第一、この吹雪の中、一人で表に出るなんて、無謀すぎます。
あなたは、こんな雪深くなる土地で過ごした経験が無いのですから。どうしてあんな所に倒れていたんですか」   「急に眠くなったの」「眠く!?」ハジ、小夜の顔に手を伸ばし、額を寄せる。「な、何!?」
 「体温が下がっていますね」ハジから顔をそむける小夜。「目覚めて三年ですか?」
 「次に目覚めた時、わたしの事を覚えている人は、誰もいないのかもしれない」
 「私が待っています。いつまでもずっと」「うん」「明日には目的の村に到着します。まだ眠いんでしょ」
 「私は良い。それよりもハジ、お前こそ少し休め」「良いんです。私は眠れないんですから」「あっ」
 「気にしないで下さい。眠りに着くまで、あなたに教えてもらった曲を弾きましょう。
あなたが眠っている間に、ずっと練習していたんですよ」
 チェロを弾き始めるハジ。「まだ、そんなにうまくなってないね」「手厳しいですね」

 雪景色。まばらな林。道沿いに簡単に作った柵がある。
 そして村の名前が書いてある十字架のような看板があった。「何て読むの」
 「ポクロフスコイ(ポクロフスコエ?ウィキペディアだとラスプーチンの故郷の村はそう記述しているけれど…)です。グレゴリーが生まれた村ですよ」
 「そこが目的の村?」
 「いえ、そこから少しはずれた村の近くに、グレゴリーが隠れているという知らせがあります」
 「死んだと聞いていたけど」
 「この国は今、革命が起き、動乱の中にあります。
まさに、翼手どもが我々の網から逃れ、身を隠すには都合の良い場所なんです。
いつも、報告にあった村に立ち寄り、グレゴリーの情報を集めます」
 「アナスタシアは?」
 「きっと、今もこの国のどこかに潜伏しているのでしょう。
ただアナスタシアは、グレゴリーを信頼していましたから」
 「そうね。まずはグレゴリーからね」「はい」
 水を汲んでいるお婆さん(巴篝子)にグレゴリーの写真を見せて、聞く。
(お婆さん、ガブちゃんを飼っている。何て言ったけ、あの犬?…バセットハウンドでした)

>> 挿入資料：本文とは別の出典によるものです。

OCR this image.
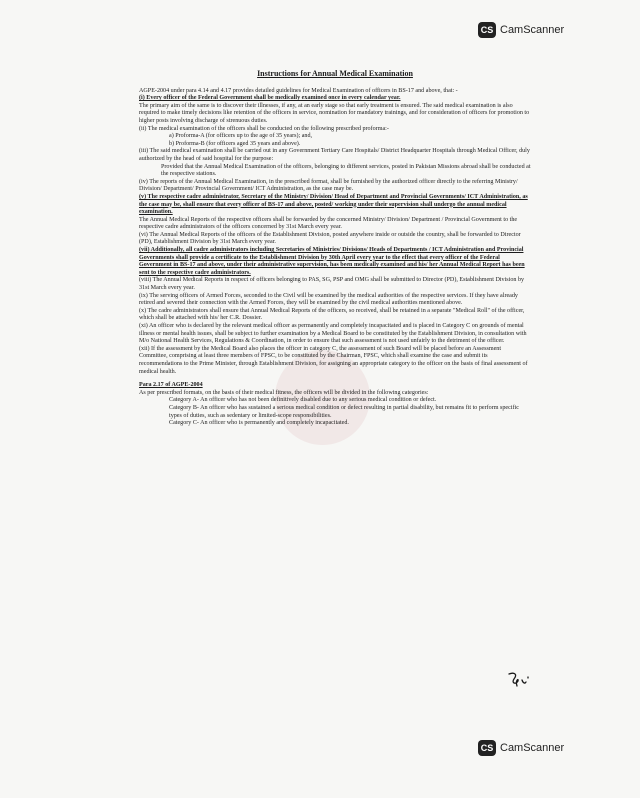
CS CamScanner
Instructions for Annual Medical Examination

AGPE-2004 under para 4.14 and 4.17 provides detailed guidelines for Medical Examination of officers in BS-17 and above, that: -

(i) Every officer of the Federal Government shall be medically examined once in every calendar year.

The primary aim of the same is to discover their illnesses, if any, at an early stage so that early treatment is ensured. The said medical examination is also required to make timely decisions like retention of the officers in service, nomination for mandatory trainings, and for consideration of officers for promotion to higher posts involving discharge of strenuous duties.

(ii) The medical examination of the officers shall be conducted on the following prescribed proforma:-

a) Proforma-A (for officers up to the age of 35 years); and,

b) Proforma-B (for officers aged 35 years and above).

(iii) The said medical examination shall be carried out in any Government Tertiary Care Hospitals/ District Headquarter Hospitals through Medical Officer, duly authorized by the head of said hospital for the purpose:

Provided that the Annual Medical Examination of the officers, belonging to different services, posted in Pakistan Missions abroad shall be conducted at the respective stations.

(iv) The reports of the Annual Medical Examination, in the prescribed format, shall be furnished by the authorized officer directly to the referring Ministry/ Division/ Department/ Provincial Government/ ICT Administration, as the case may be.

(v) The respective cadre administrator, Secretary of the Ministry/ Division/ Head of Department and Provincial Governments/ ICT Administration, as the case may be, shall ensure that every officer of BS-17 and above, posted/ working under their supervision shall undergo the annual medical examination.

The Annual Medical Reports of the respective officers shall be forwarded by the concerned Ministry/ Division/ Department / Provincial Government to the respective cadre administrators of the officers concerned by 31st March every year.

(vi) The Annual Medical Reports of the officers of the Establishment Division, posted anywhere inside or outside the country, shall be forwarded to Director (PD), Establishment Division by 31st March every year.

(vii) Additionally, all cadre administrators including Secretaries of Ministries/ Divisions/ Heads of Departments / ICT Administration and Provincial Governments shall provide a certificate to the Establishment Division by 30th April every year to the effect that every officer of the Federal Government in BS-17 and above, under their administrative supervision, has been medically examined and his/ her Annual Medical Report has been sent to the respective cadre administrators.

(viii) The Annual Medical Reports in respect of officers belonging to PAS, SG, PSP and OMG shall be submitted to Director (PD), Establishment Division by 31st March every year.

(ix) The serving officers of Armed Forces, seconded to the Civil will be examined by the medical authorities of the respective services. If they have already retired and severed their connection with the Armed Forces, they will be examined by the civil medical authorities mentioned above.

(x) The cadre administrators shall ensure that Annual Medical Reports of the officers, so received, shall be retained in a separate "Medical Roll" of the officer, which shall be attached with his/ her C.R. Dossier.

(xi) An officer who is declared by the relevant medical officer as permanently and completely incapacitated and is placed in Category C on grounds of mental illness or mental health issues, shall be subject to further examination by a Medical Board to be constituted by the Establishment Division, in consultation with M/o National Health Services, Regulations & Coordination, in order to ensure that such assessment is not used unfairly to the detriment of the officer.

(xii) If the assessment by the Medical Board also places the officer in category C, the assessment of such Board will be placed before an Assessment Committee, comprising at least three members of FPSC, to be constituted by the Chairman, FPSC, which shall examine the case and submit its recommendations to the Prime Minister, through Establishment Division, for assigning an appropriate category to the officer on the basis of final assessment of medical health.

Para 2.17 of AGPE-2004

As per prescribed formats, on the basis of their medical fitness, the officers will be divided in the following categories:

Category A- An officer who has not been definitively disabled due to any serious medical condition or defect.

Category B- An officer who has sustained a serious medical condition or defect resulting in partial disability, but remains fit to perform specific types of duties, such as sedentary or limited-scope responsibilities.

Category C- An officer who is permanently and completely incapacitated.

CS CamScanner
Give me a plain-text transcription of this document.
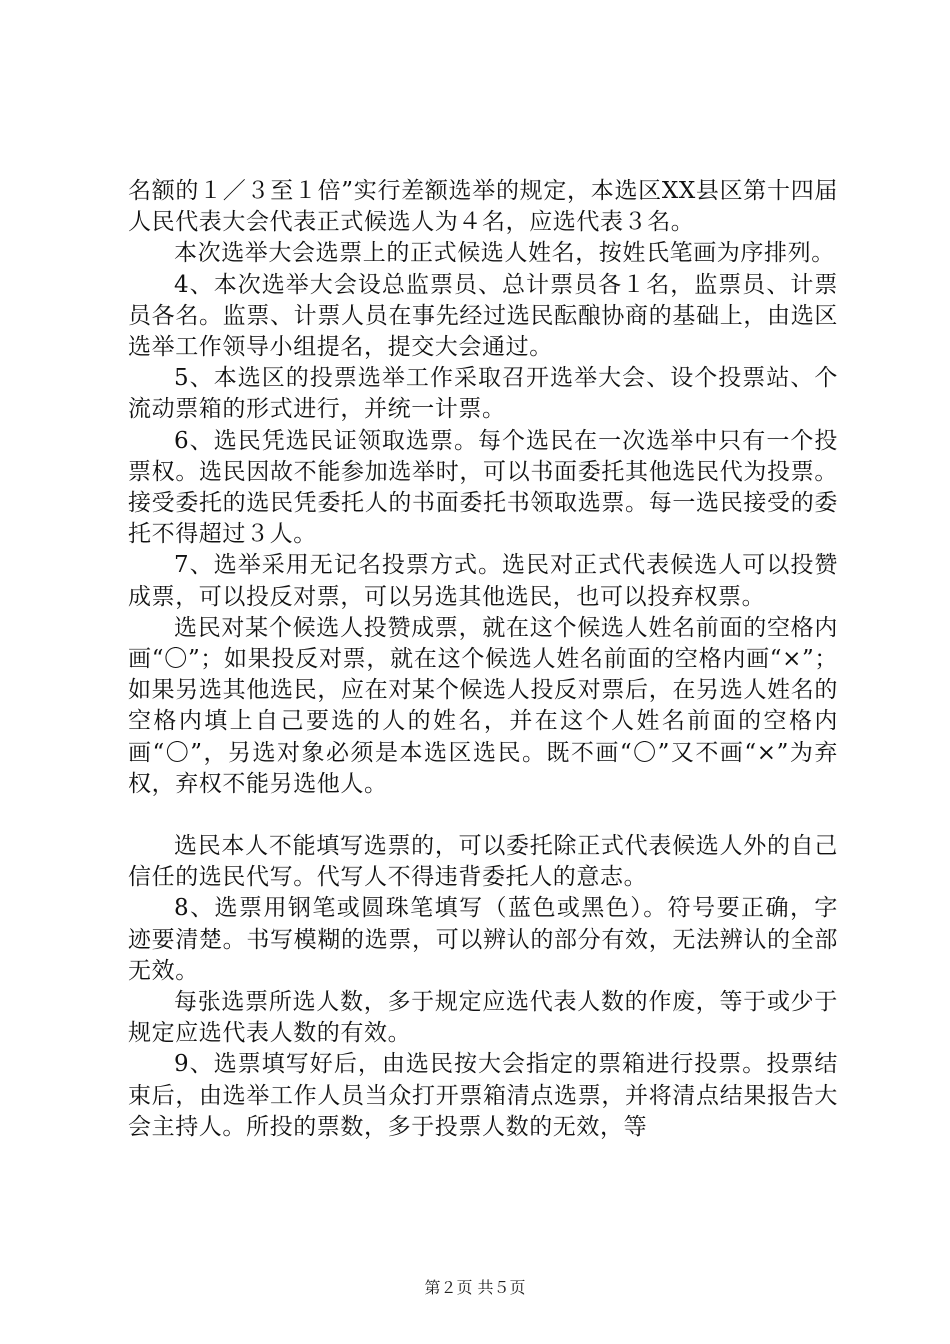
名额的１／３至１倍”实行差额选举的规定，本选区XX县区第十四届人民代表大会代表正式候选人为４名，应选代表３名。

本次选举大会选票上的正式候选人姓名，按姓氏笔画为序排列。

4、本次选举大会设总监票员、总计票员各１名，监票员、计票员各名。监票、计票人员在事先经过选民酝酿协商的基础上，由选区选举工作领导小组提名，提交大会通过。

5、本选区的投票选举工作采取召开选举大会、设个投票站、个流动票箱的形式进行，并统一计票。

6、选民凭选民证领取选票。每个选民在一次选举中只有一个投票权。选民因故不能参加选举时，可以书面委托其他选民代为投票。接受委托的选民凭委托人的书面委托书领取选票。每一选民接受的委托不得超过３人。

7、选举采用无记名投票方式。选民对正式代表候选人可以投赞成票，可以投反对票，可以另选其他选民，也可以投弃权票。

选民对某个候选人投赞成票，就在这个候选人姓名前面的空格内画“〇”；如果投反对票，就在这个候选人姓名前面的空格内画“×”；如果另选其他选民，应在对某个候选人投反对票后，在另选人姓名的空格内填上自己要选的人的姓名，并在这个人姓名前面的空格内画“〇”，另选对象必须是本选区选民。既不画“〇”又不画“×”为弃权，弃权不能另选他人。

选民本人不能填写选票的，可以委托除正式代表候选人外的自己信任的选民代写。代写人不得违背委托人的意志。

8、选票用钢笔或圆珠笔填写（蓝色或黑色）。符号要正确，字迹要清楚。书写模糊的选票，可以辨认的部分有效，无法辨认的全部无效。

每张选票所选人数，多于规定应选代表人数的作废，等于或少于规定应选代表人数的有效。

9、选票填写好后，由选民按大会指定的票箱进行投票。投票结束后，由选举工作人员当众打开票箱清点选票，并将清点结果报告大会主持人。所投的票数，多于投票人数的无效，等

第２页 共５页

 20年も前にポクロフスコイ村にいたエヒモヴィッチと言う裕福な農家の次男坊に似ているそうだ。
 ふらふらしてるから、ラスプーツボと呼ばれてたそうだ。放蕩者と言う意味。
 若い者はこの村から皆出て行ったが、ソーニャと言う娘が残っている。
 村はずれの小屋に暮らしていたユーリと言う学者の娘。
 気味悪い実験ばかりしていて、村の連中も小屋には近づかなかった。
 エカテリンブルグに移り住んだが、革命が起きたので、この村に戻ってきた。ソーニャ(名塚佳織)が来る。
 彼女はお婆さんに挨拶するが、お婆さんは無視する。
 ソーニャにもグレゴリーの写真を見せるが、ソーニャは村に来て2年ぐらいなので、昔の事はわからないそうだ。 ソーニャがうちに泊まっていけと言う。
 お父さんが困るんじゃないのかと聞くと、
お父さんは体中の血が抜かれたように白くなって死んでいたと言う話をする。
 もう2ヶ月ハジと一緒に旅をしている事を話す小夜。恋人同士かと聞かれ、家族みたいなものと答える小夜。
 小屋の前の小川にかかっている橋は壊れかかっていた。小夜にびったりくっついて渡ろうとするソーニャ。
 橋が壊れ、皆落ちる。 小屋で毛布に包まれ、座っているソーニャと小夜。
 そこに下半身を毛布に包み、上半身裸のハジがズビーチュニ、はちみつのお茶を持ってくる。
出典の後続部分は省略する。